Sepertiga Rakyat Sudan akan Kelaparan September Nanti kata PBB
Kompas dunia | 17 Juni 2022, 06:44 WIBKAIRO, KOMPAS.TV — Persatuan Bangsa-Bangsa hari Kamis, (16/6/2022) menyebut, sepertiga penduduk Sudan saat ini menghadapi krisis pangan akibat dampak guncangan iklim, gejolak politik, dan kenaikan harga pangan global, kata badan pangan PBB, seperti laporan Associated Press, Jumat, (17/6/2022).
Sebuah laporan bersama oleh Program Pangan Dunia WFP dan Organisasi Pangan dan Pertanian (FAO) mengatakan, 15 juta orang menghadapi kerawanan pangan akut di seluruh 18 provinsi di negara Afrika Timur itu.
“Efek gabungan dari konflik, guncangan iklim, krisis ekonomi dan politik, kenaikan biaya dan panen yang buruk mendorong jutaan orang lebih dalam ke dalam kelaparan dan kemiskinan,” kata Eddie Rowe, perwakilan WFP di Sudan.
Kondisi kehidupan dengan cepat memburuk di seluruh Sudan yang kekurangan uang sejak kudeta militer Oktober lalu, mengirim ekonomi yang sudah rapuh makin terjun bebas, dengan serangan Rusia ke Ukraina menambah penderitaan ekonomi.
Tingkat pengumpulan dana gagal memenuhi kebutuhan kemanusiaan di Sudan, di mana 40 persen dari populasi diperkirakan akan mengalami kerawanan pangan pada bulan September, kata laporan itu.
"Kita harus bertindak sekarang untuk menghindari meningkatnya tingkat kelaparan dan menyelamatkan nyawa mereka yang sudah terkena dampak," kata Rowe.
Pengambilalihan militer 25 Oktober menjungkirbalikkan transisi Sudan ke pemerintahan demokratis setelah tiga dekade penindasan dan isolasi internasional di bawah Presiden otokratis Omar al-Bashir.
Sudan berada di jalan yang rapuh menuju demokrasi sejak pemberontakan rakyat memaksa militer untuk menyingkirkan al-Bashir dan pemerintahan Islamnya pada April 2019.
Baca Juga: Bentrokan Suku di Darfur Sudan Tewaskan 125 Orang, Pemicunya Sengketa Lahan
Ada protes mingguan yang menyerukan agar militer mundur sejak kudeta Oktober. Pada hari Kamis, ratusan lagi berbaris menuju markas besar pemerintah di ibu kota Khartoum.
Komite Dokter Sudan Tengah, yang melacak kematian pengunjuk rasa, mengatakan satu demonstran meninggal karena luka-luka yang diderita dari pasukan keamanan yang menembak ke arah kerumunan.
Kelompok itu mengatakan kematian hari Kamis membuat jumlah pengunjuk rasa yang tewas sejak kudeta menjadi 102 orang.
Kudeta itu juga menghentikan upaya pemerintah sipil terguling yang sudah dua tahun merombak ekonomi dengan miliaran dolar pinjaman dan bantuan dari pemerintah Barat dan lembaga keuangan internasional.
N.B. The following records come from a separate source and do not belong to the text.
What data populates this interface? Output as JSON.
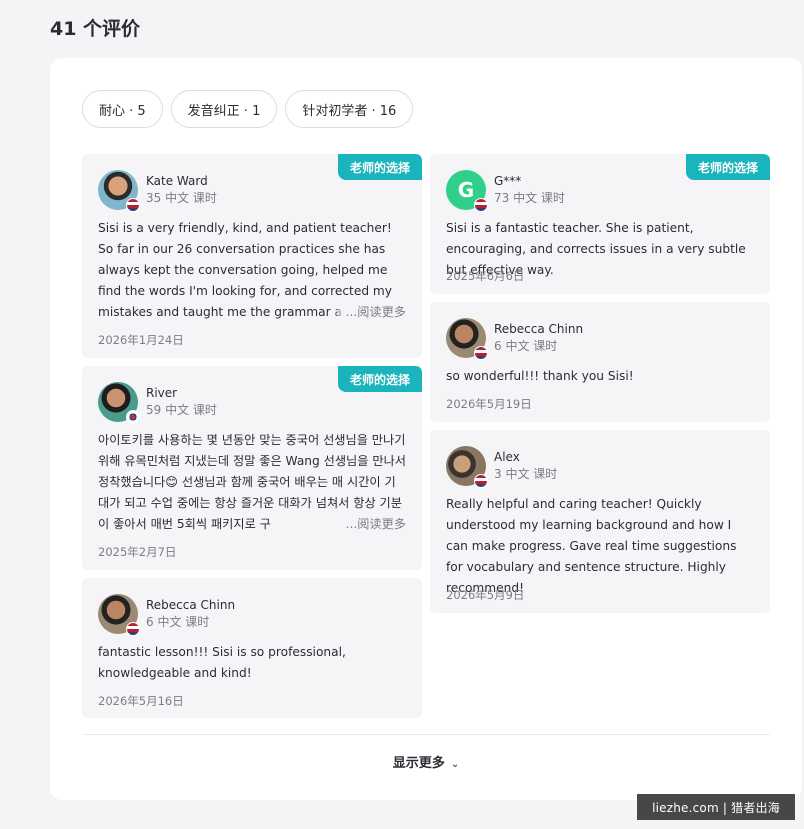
{
  "header": {
    "title": "41 个评价"
  },
  "filters": [
    {
      "label": "耐心 · 5"
    },
    {
      "label": "发音纠正 · 1"
    },
    {
      "label": "针对初学者 · 16"
    }
  ],
  "reviews": [
    {
      "badge": "老师的选择",
      "name": "Kate Ward",
      "lessons": "35 中文 课时",
      "text": "Sisi is a very friendly, kind, and patient teacher! So far in our 26 conversation practices she has always kept the conversation going, helped me find the words I'm looking for, and corrected my mistakes and taught me the grammar and vocab I need to have",
      "more": "...阅读更多",
      "date": "2026年1月24日",
      "flag": "us"
    },
    {
      "badge": "老师的选择",
      "name": "River",
      "lessons": "59 中文 课时",
      "text": "아이토키를 사용하는 몇 년동안 맞는 중국어 선생님을 만나기 위해 유목민처럼 지냈는데 정말 좋은 Wang 선생님을 만나서 정착했습니다😊 선생님과 함께 중국어 배우는 매 시간이 기대가 되고 수업 중에는 항상 즐거운 대화가 넘쳐서 항상 기분이 좋아서 매번 5회씩 패키지로 구",
      "more": "...阅读更多",
      "date": "2025年2月7日",
      "flag": "kr"
    },
    {
      "badge": "",
      "name": "Rebecca Chinn",
      "lessons": "6 中文 课时",
      "text": "fantastic lesson!!! Sisi is so professional, knowledgeable and kind!",
      "more": "",
      "date": "2026年5月16日",
      "flag": "us"
    },
    {
      "badge": "老师的选择",
      "name": "G***",
      "avatar_letter": "G",
      "lessons": "73 中文 课时",
      "text": "Sisi is a fantastic teacher. She is patient, encouraging, and corrects issues in a very subtle but effective way.",
      "more": "",
      "date": "2025年6月6日",
      "flag": "us"
    },
    {
      "badge": "",
      "name": "Rebecca Chinn",
      "lessons": "6 中文 课时",
      "text": "so wonderful!!! thank you Sisi!",
      "more": "",
      "date": "2026年5月19日",
      "flag": "us"
    },
    {
      "badge": "",
      "name": "Alex",
      "lessons": "3 中文 课时",
      "text": "Really helpful and caring teacher! Quickly understood my learning background and how I can make progress. Gave real time suggestions for vocabulary and sentence structure. Highly recommend!",
      "more": "",
      "date": "2026年5月9日",
      "flag": "us"
    }
  ],
  "show_more": {
    "label": "显示更多",
    "icon": "chevron-down-icon"
  },
  "watermark": {
    "text": "liezhe.com | 猎者出海"
  },
  "colors": {
    "accent": "#19b4bc",
    "avatar_letter_bg": "#2fd18a",
    "card_bg": "#f5f5f8"
  }
}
Dukungan semacam itu dihentikan setelah kudeta.
Laporan tersebut mencatat kota Kreinik di Darfur Barat, di mana bentrokan antar suku merenggut lebih dari 200 nyawa pada bulan April, menonjol sebagai yang paling terkena dampak, dengan 90 persen warga kota menghadapi kelaparan.
Sudan terjerumus ke dalam krisis ekonomi ketika Sudan selatan yang kaya minyak memisahkan diri pada 2011 setelah beberapa dekade perang saudara, membawa serta lebih dari setengah pendapatan publik dan 95 persen ekspor.
Sudan menjadi pariah internasional setelah ditempatkan pada daftar negara sponsor teror AS pada awal 1990-an, mengeluarkannya dari ekonomi global dan mencegah pinjaman dari lembaga global seperti Dana Moneter Internasional.
Mantan Presiden Donald Trump menghapus Sudan dari daftar hitam setelah pemerintah transisi setuju untuk membayar 335 juta dollar AS sebagai kompensasi bagi para korban serangan yang dilakukan oleh jaringan al-Qaida Osama bin Laden ketika pemimpin teror itu tinggal di Sudan. Penghapusan itu juga merupakan insentif bagi Sudan untuk menormalkan hubungan dengan Israel.